Athletes with traumatic brain injury who are still alive may well be wishing they had known more about the cumulative effect of concussions during their days playing their sport of choice – be that hockey, football, soccer or volleyball. Many professional athletes now estimate that they have sustained eight or more known concussions throughout the course of their career. While that seems like a small number, the brain doesn’t count. Traumatic brain injury seriously affects those who suffer from its effects. Many parents wonder if they should sign their children up for school sports like football, when concussions are a common occurrence.
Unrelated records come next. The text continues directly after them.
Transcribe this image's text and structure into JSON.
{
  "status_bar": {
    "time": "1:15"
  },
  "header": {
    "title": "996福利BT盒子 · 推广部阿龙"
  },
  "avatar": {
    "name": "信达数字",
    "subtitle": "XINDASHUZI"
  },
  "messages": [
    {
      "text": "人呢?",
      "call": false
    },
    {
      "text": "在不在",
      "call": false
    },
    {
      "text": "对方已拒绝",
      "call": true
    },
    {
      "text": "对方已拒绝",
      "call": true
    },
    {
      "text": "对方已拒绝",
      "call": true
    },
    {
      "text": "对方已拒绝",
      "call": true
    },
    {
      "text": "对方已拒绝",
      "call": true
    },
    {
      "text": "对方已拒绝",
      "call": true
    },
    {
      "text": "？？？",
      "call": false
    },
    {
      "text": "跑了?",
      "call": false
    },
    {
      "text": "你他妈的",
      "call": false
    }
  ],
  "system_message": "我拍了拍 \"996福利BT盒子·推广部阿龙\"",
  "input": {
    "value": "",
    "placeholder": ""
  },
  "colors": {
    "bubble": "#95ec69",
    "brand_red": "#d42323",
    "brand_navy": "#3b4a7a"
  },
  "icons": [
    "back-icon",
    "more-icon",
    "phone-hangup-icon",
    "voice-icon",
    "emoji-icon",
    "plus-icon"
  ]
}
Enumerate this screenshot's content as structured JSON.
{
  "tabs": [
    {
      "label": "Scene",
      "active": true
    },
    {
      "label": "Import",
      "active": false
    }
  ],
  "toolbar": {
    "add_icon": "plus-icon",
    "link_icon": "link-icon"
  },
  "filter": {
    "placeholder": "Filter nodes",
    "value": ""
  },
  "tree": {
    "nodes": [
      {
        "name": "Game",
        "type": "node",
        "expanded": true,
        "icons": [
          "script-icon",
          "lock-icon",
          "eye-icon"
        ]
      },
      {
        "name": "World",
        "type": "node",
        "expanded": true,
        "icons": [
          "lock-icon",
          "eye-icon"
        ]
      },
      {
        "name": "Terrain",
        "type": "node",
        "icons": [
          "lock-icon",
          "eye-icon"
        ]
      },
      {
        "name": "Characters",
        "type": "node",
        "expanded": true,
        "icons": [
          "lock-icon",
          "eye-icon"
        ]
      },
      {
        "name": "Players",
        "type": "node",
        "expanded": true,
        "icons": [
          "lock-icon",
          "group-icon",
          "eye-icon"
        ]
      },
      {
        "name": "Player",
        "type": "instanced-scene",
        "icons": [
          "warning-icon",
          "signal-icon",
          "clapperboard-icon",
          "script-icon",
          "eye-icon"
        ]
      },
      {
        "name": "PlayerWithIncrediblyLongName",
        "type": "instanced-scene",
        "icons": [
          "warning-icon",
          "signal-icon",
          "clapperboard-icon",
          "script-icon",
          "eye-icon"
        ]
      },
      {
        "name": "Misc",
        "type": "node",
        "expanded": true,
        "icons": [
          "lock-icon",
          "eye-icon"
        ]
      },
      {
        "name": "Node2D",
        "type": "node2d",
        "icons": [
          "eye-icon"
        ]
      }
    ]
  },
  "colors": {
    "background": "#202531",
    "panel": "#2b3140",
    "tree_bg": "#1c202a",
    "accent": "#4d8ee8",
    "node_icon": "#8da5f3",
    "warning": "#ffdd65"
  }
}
It has only been very recently that more educational institutions have started to pay attention to what concussions mean in the long-term for its athletes. Since the spate of hockey deaths over the last few years, many state colleges have begun to implement programs specifically focusing on traumatic brain injury. With some luck, perhaps a recent study underway in Nebraska will help others across the nation treat concussions.

The CDC recently released evidence that concussions for kids and adolescents have jumped sixty percent in the last decade. That number has frightened doctors into looking more closely into how brain injuries happen and what can be done to help victims. One doctor in particular, at the University of Nebraska, wanted to drive a project looking for more answers about traumatic brain injury.

The Center for Brain, Biology and Behavior was launched two years ago, by Dr. Dennis Molfese, whose main goal is to try and determine what people were like “before” they sustained a head injury. Often that vital piece of information is missing after the fact. Identifying the missing pieces of the puzzle, Molfese partnered with the Ivy League and the Big 10 conference to closely examine the brain, before and after concussion, with one burning question in mind: “Did people really recover from concussions and if so, to what extent?”

The initial research begins with baseline tests on the brains of athletes at the start of their season. The baseline is then used as a benchmark to compare with subsequent tests taken later, after the participant has sustained a concussion. The doctor hopes to determine how the brain has changed, how that affects behavior and how do they recover (or do they) over the long-term.

Although football seems to be the sport in the spotlight most often, the risk of concussion exists in many other sports. Perhaps this type of research may benefit all players in sports where the risk of brain injury is a very real one, every time they play.